Но Марта уже забыла о ручье. Она совсем наклонилась к воде. Взгляд её сосредоточивается на тысяче маленьких рыбок, похожих на тысячу черных булавок, спасающихся во все стороны. Он следит за листком тополя, листком ивы, которые крутятся в водовороте, за их тенью, идущую перед ними в глубине воды, или за водяным пауком, скользящим посреди кругов, которые все расширяются вкруг него. рассматривая дно реки, взгляд её теряется в беспредельной глубине, где сплетаются ветви и сучья, погребенные в окаменевшей тине. Взор её устремляется в камень или в пестрое дно, где что-то точно бьется в сети. Он скользит по этим водорослям, которые шевелит течение, он задумчиво останавливается на кучках желтых или почерневших листьев, которые годами лежат таким образом…

– Берегись, сейчас будет толчок, – кричит Шарль.

– Ничего, опасности нет.

Это ободранная ива, подымающаяся над водою, прямая и белая как кость.

Лодка повертывает и снова открывается лазурный ковер и солнце сверкает и трепещет в воде точно витой огненный столб.

– Смотри!.. Смотри же!

И оба наклонившись глядят, как дети погружают в воду разбитый графин, чтобы поймать маленькую рыбку. Солнце сверкает на стекле графина, и освещает бледным светом пробку из картофелины, а внутри то появляются, то исчезают серебряные нити: это маленькие пленники стеклянной темницы.

Когда Марта и Шарль подымают головы, им кажется, что они видят иллюминацию какого-нибудь сада в гареме, лампочки в чашах с цветами: это блистающие от солнца желтые и красные георгины, брошенные в воду из городского сада. Они уже против большего чашкового дерева, склонившегося над камнем для мытья белья, и вот перед ними город с его колокольней, цинковые крыши, утопавшие в темной зелени садов, балконы с зелеными перилами, выходящие на Сену, рыбные садки, наполовину поднятые над водою, барки с отражением, прыгающим вдоль них, точно веревка, ударяющая по воде.

Лодка поворачивает. Они возвращаются. Тень подымается вдоль деревьев.
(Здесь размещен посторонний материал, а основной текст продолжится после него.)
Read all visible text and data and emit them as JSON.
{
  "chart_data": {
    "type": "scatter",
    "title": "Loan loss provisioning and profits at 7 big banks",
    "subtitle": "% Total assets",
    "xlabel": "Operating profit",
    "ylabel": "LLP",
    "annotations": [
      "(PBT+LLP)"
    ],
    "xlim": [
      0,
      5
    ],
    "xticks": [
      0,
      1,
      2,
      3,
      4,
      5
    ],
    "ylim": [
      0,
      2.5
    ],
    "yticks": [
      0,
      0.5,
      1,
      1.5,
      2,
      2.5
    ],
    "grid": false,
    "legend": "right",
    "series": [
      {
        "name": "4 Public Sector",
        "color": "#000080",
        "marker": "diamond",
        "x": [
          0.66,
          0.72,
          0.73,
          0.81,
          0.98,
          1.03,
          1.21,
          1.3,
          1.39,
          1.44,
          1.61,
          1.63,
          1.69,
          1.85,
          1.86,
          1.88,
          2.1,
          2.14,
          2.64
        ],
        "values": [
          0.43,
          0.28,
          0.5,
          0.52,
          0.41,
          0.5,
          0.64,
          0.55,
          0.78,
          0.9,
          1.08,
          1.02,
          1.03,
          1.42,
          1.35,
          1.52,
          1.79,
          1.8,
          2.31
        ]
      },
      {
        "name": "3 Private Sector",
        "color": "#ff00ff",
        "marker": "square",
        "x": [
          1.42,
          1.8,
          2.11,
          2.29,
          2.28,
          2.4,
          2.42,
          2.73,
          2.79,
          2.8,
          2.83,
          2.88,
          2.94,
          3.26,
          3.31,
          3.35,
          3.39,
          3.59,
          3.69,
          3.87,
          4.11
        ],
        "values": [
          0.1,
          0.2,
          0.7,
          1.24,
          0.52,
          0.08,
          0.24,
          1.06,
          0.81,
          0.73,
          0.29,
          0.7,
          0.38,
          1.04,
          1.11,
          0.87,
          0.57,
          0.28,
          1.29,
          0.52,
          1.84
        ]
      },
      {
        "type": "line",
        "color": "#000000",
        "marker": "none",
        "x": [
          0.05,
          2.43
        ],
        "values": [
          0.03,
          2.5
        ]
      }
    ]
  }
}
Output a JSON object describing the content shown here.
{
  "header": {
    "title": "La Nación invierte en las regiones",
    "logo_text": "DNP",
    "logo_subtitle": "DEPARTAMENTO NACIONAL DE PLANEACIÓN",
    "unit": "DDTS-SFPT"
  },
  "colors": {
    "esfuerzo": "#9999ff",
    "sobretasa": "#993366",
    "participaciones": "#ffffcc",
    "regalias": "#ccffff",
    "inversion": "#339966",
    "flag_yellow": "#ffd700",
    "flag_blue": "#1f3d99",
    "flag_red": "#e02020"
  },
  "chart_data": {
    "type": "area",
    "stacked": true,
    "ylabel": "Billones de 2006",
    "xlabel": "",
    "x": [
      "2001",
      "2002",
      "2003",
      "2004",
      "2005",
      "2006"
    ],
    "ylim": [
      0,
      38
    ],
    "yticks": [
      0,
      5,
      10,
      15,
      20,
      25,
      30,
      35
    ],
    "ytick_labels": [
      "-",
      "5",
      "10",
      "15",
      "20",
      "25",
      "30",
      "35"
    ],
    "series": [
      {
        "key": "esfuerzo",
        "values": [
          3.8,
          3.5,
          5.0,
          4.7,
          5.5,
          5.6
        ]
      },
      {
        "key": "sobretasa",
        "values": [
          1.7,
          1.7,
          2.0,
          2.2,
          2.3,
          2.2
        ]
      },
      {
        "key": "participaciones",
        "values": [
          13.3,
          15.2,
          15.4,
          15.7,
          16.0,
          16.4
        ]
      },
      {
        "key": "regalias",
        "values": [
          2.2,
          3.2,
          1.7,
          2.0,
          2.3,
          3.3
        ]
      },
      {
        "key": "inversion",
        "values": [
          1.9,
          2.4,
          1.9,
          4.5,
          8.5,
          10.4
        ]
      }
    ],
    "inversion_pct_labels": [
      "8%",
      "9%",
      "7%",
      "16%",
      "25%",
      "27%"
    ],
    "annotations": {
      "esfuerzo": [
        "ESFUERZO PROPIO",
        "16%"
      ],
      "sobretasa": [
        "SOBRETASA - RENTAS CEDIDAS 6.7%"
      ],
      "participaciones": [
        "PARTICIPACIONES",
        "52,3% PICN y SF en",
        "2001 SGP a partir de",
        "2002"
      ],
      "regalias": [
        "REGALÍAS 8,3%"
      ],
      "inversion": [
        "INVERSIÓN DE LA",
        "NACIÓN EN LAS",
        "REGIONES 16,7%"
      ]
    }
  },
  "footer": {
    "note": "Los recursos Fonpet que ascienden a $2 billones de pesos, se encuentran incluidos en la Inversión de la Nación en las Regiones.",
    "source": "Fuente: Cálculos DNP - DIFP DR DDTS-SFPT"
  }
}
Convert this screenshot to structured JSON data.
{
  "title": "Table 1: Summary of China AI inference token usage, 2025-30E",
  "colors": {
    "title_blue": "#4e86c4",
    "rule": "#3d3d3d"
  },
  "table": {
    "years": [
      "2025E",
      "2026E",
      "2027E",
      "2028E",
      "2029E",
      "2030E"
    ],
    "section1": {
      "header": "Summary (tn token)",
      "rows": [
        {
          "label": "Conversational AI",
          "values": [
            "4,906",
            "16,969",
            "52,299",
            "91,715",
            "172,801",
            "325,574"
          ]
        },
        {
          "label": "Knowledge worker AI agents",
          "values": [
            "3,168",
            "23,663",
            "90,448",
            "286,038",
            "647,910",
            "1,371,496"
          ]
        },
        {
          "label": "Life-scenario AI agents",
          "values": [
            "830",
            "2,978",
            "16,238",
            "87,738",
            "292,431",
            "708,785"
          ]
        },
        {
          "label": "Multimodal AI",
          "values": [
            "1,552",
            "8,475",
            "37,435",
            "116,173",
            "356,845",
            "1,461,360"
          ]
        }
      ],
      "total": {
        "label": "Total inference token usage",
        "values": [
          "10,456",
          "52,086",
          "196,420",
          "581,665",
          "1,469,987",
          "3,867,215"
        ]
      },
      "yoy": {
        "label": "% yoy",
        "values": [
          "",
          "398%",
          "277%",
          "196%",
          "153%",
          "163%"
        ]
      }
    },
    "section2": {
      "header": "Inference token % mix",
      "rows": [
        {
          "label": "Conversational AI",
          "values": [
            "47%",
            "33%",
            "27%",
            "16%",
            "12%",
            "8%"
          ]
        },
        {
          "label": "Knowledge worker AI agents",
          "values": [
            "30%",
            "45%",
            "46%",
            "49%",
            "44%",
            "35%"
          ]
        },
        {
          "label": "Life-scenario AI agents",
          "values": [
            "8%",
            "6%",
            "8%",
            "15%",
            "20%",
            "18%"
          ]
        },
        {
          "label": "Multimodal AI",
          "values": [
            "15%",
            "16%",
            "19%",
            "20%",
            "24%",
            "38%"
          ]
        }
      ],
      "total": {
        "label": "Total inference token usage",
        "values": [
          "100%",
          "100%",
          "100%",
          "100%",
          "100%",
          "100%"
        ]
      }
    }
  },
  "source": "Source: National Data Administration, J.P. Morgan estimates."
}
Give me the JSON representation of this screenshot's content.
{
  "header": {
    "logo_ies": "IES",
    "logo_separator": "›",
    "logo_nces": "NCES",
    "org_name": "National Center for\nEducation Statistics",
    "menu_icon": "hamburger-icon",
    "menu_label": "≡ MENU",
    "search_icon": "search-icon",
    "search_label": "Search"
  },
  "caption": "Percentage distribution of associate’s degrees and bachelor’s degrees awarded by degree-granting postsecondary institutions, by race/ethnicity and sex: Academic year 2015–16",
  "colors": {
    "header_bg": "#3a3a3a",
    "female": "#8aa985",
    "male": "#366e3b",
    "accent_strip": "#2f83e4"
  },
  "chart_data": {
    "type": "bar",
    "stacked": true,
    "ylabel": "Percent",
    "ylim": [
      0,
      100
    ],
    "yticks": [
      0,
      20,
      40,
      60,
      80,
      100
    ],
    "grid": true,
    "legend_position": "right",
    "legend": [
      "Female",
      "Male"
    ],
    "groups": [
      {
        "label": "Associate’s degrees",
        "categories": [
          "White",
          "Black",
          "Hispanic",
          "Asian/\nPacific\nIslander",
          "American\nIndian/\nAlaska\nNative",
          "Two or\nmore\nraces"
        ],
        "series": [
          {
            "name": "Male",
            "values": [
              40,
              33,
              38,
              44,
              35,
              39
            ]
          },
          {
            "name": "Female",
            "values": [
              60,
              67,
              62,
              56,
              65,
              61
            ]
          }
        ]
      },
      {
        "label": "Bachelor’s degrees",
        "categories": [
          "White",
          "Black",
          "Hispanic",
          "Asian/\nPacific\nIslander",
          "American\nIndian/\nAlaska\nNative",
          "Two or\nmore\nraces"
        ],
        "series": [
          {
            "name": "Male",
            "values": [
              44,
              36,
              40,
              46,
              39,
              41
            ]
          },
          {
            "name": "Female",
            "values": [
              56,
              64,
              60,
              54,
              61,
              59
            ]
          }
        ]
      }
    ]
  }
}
Зелень, отражающаяся в воде, бледнеет и пропадает. Тростники колеблются в лиловатом тумане. Глубины речные зеленеют и принимают глухой оттенок. Вдоль по воде нет уже более яркого света, только верхушки отдаленных тростников, да некоторых высоких тополей освещены еще, и глядятся в потухнувшее зеркало реки. Проехав ряд молодых тополей, выделяющих свои беловатые стволы на розовых тенях, подымающихся с земли, лодка задевает изгородь ив, выросших из обрезанных стволов, и сгибает их низкие ветви, усеянные трясогузками, которые улетают парами, преследуя друг друга и задевая белыми хвостами спящую воду. Ночь начинает надвигаться. Шепот тополей и ив умолкает. Шум воды затихает, тогда как вдали, на дороге, слышен скрип телеги. Холм над городом имеет теперь вид темно-лиловой стены, над которой подымается голубоватый дым от испарений домов. Небо делается бледно-зеленого цвета, потом розового и постепенно переходит в голубой цвет над головами Шарля и Марты. Тень набрасывает на воду свинцовый покров, в котором молодой месяц отражает свой серебряный серп.

LXII

Но это развлечение скоро приелось. Это было все одно и тоже, говорила Марта; и она принялась скучать, преувеличивать, драпироваться в свою скуку с тем уменьем, которое составляет секрет её пола. Она то принимала неподвижные позы, то углублялась в молчание и впадала в глухоту, неумолимую глухоту замечательно разыгранную, когда слух как бы испуганно пробуждается при вторичном повторении вопроса. И вместе с тем она говорила, что очень довольна, очень счастлива, даже очень весела и решительно отказывалась покинуть Сен-Совёр раньше окончания лечения Шарля. Шарлю становилось лучше. Уже два дня как он принялся немного работать, когда войдя днем в Марте он нашел ее в пеньюаре.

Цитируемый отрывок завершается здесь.